Alert Rule Configuration¶
| Field | Type | Default | Description |
|---|---|---|---|
name |
str |
Required | Human-readable alert name |
description |
str |
None |
Optional description |
enabled |
bool |
true |
Whether this rule is active |
metric_type |
str |
Required | One of the 6 supported metrics |
condition |
str |
Required | gt, lt, gte, or lte |
threshold |
float |
Required | Numeric threshold value |
evaluation_window_minutes |
int |
60 |
Time window to evaluate (5-1440 min) |
agent_name |
str |
None |
Filter to a specific agent |
severity |
str |
"medium" |
low, medium, high, critical |
cooldown_minutes |
int |
30 |
Minimum time between notifications (5-1440 min) |
Notification Channels¶
Slack¶
Send alerts to a Slack channel via webhook URL.
Slack messages include severity-colored headers, metric details, and a link to the dashboard.
Email¶
Send alerts to one or more email addresses.
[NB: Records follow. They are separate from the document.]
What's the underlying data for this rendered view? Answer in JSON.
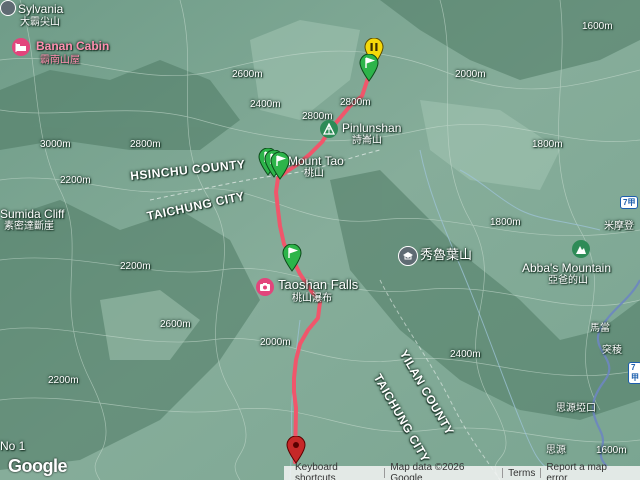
{
  "map": {
    "labels": {
      "sylvania": "Sylvania",
      "sylvania_zh": "大霸尖山",
      "banan_cabin": "Banan Cabin",
      "banan_cabin_zh": "霸南山屋",
      "pinlunshan": "Pinlunshan",
      "pinlunshan_zh": "詩崙山",
      "mount_tao": "Mount Tao",
      "mount_tao_zh": "桃山",
      "hsinchu_county": "HSINCHU COUNTY",
      "taichung_city_top": "TAICHUNG CITY",
      "sumida_cliff": "Sumida Cliff",
      "sumida_cliff_zh": "素密達斷崖",
      "xiuluye": "秀魯葉山",
      "taoshan_falls": "Taoshan Falls",
      "taoshan_falls_zh": "桃山瀑布",
      "abbas_mountain": "Abba's Mountain",
      "abbas_mountain_zh": "亞爸的山",
      "yilan_county": "YILAN COUNTY",
      "taichung_city_bottom": "TAICHUNG CITY",
      "mimoden": "米摩登",
      "madang": "馬當",
      "tuwen": "突稜",
      "siyuan_yakou": "思源埡口",
      "siyuan": "思源",
      "no1": "No 1",
      "route_7a": "7甲",
      "route_7a_2": "7甲"
    },
    "contours": {
      "c1": "2800m",
      "c2": "2600m",
      "c3": "2400m",
      "c4": "2200m",
      "c5": "2000m",
      "c6": "1800m",
      "c7": "1600m",
      "c8": "1800m",
      "c9": "2000m",
      "c10": "2200m",
      "c11": "2600m",
      "c12": "2400m",
      "c13": "1600m",
      "c14": "2200m",
      "c15": "2800m",
      "c16": "2800m",
      "c17": "3000m"
    },
    "icons": {
      "banan_cabin": "lodging-icon",
      "pinlunshan": "mountain-icon",
      "xiuluye": "landmark-icon",
      "taoshan_falls": "camera-icon",
      "abbas_mountain": "mountain-icon",
      "pause_marker": "pause-marker-icon",
      "waypoint_marker": "waypoint-marker-icon",
      "end_marker": "end-marker-icon"
    },
    "colors": {
      "track": "#f0566b",
      "start_marker": "#c62828",
      "waypoint_marker": "#2db44a",
      "pause_marker": "#f5d90a",
      "poi_pink": "#e2457c"
    }
  },
  "footer": {
    "google_logo": "Google",
    "keyboard_shortcuts": "Keyboard shortcuts",
    "map_data": "Map data ©2026 Google",
    "terms": "Terms",
    "report": "Report a map error"
  }
}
Requires SMTP configuration on the backend.
{
"notify_email": true,
"email_addresses": ["[email protected]", "[email protected]"]
}
PagerDuty¶
Trigger PagerDuty incidents using the Events API v2.
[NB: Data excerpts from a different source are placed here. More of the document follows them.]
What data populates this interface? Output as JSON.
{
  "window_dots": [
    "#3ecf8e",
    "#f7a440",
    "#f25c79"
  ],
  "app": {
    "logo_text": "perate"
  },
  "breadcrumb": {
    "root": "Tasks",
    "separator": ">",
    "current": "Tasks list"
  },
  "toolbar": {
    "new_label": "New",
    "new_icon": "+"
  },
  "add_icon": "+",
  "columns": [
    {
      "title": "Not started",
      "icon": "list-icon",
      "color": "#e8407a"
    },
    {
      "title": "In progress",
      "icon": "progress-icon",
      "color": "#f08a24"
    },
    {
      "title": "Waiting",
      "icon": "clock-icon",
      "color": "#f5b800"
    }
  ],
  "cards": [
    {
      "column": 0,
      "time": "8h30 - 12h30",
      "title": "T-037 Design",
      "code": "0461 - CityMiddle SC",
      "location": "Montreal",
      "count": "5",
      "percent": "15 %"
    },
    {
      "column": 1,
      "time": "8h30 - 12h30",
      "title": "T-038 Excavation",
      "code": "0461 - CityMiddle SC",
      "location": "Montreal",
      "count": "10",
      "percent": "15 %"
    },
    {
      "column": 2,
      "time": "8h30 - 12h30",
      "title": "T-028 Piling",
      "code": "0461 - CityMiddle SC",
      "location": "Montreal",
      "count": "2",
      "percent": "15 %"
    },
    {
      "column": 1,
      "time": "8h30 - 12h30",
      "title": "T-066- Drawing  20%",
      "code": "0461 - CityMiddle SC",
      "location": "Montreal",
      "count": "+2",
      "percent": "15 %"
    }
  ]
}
Alert severity is mapped to PagerDuty severity: critical -> critical, high -> error, medium -> warning, low -> info.
How Evaluation Works¶
- The alert evaluation loop runs as a background task in the API Gateway (configurable interval, default 5 minutes).
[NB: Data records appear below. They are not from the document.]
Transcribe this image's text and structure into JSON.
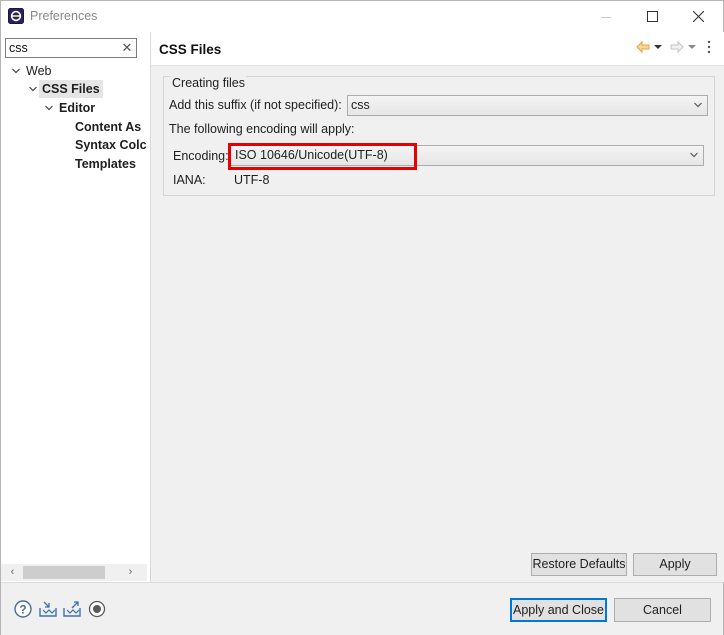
{
  "window": {
    "title": "Preferences"
  },
  "filter": {
    "value": "css"
  },
  "tree": {
    "items": [
      {
        "label": "Web"
      },
      {
        "label": "CSS Files"
      },
      {
        "label": "Editor"
      },
      {
        "label": "Content As"
      },
      {
        "label": "Syntax Colc"
      },
      {
        "label": "Templates"
      }
    ]
  },
  "page": {
    "title": "CSS Files",
    "group_title": "Creating files",
    "suffix_label": "Add this suffix (if not specified):",
    "suffix_value": "css",
    "encoding_intro": "The following encoding will apply:",
    "encoding_label": "Encoding:",
    "encoding_value": "ISO 10646/Unicode(UTF-8)",
    "iana_label": "IANA:",
    "iana_value": "UTF-8"
  },
  "buttons": {
    "restore_defaults": "Restore Defaults",
    "apply": "Apply",
    "apply_and_close": "Apply and Close",
    "cancel": "Cancel"
  },
  "icons": {
    "help": "help-icon",
    "import": "import-icon",
    "export": "export-icon",
    "record": "record-icon",
    "back": "back-arrow-icon",
    "forward": "forward-arrow-icon",
    "menu": "view-menu-icon"
  },
  "colors": {
    "highlight": "#e60000",
    "default_button_border": "#0078d7",
    "back_arrow": "#e8a33d"
  }
}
- For each enabled rule, the system queries ClickHouse for the metric value over the evaluation window.
- If the condition is met (e.g.,
latency_p95 > 3000), notifications are dispatched to all configured channels. - Cooldown deduplication prevents repeated notifications -- after an alert fires, it won't fire again until the cooldown period expires.
API Reference¶
| Method | Endpoint | Description |
|---|---|---|
POST |
/api/v1/alerts/projects/{project_id}/rules |
Create an alert rule |
GET |
/api/v1/alerts/projects/{project_id}/rules |
List alert rules |
GET |
/api/v1/alerts/projects/{project_id}/rules/{rule_id} |
Get a specific rule |
PUT |
/api/v1/alerts/projects/{project_id}/rules/{rule_id} |
Update a rule |
DELETE |
/api/v1/alerts/projects/{project_id}/rules/{rule_id} |
Delete a rule |
GET |
/api/v1/alerts/projects/{project_id}/triggered |
Get triggered alert history |
Example: Slack Alert for Error Rate¶
curl -X POST https://api.prela.dev/api/v1/alerts/projects/my-project/rules \
-H "Authorization: Bearer $PRELA_API_KEY" \
-H "Content-Type: application/json" \
-d '{
"name": "Error Rate Spike",
"metric_type": "error_rate",
"condition": "gt",
"threshold": 0.05,
"evaluation_window_minutes": 30,
"severity": "critical",
"notify_slack": true,
"slack_webhook_url": "https://hooks.slack.com/services/T00/B00/xxx",
"cooldown_minutes": 60
}'
This creates an alert that fires when the error rate exceeds 5% over a 30-minute window, sends a Slack notification, and won't fire again for at least 60 minutes.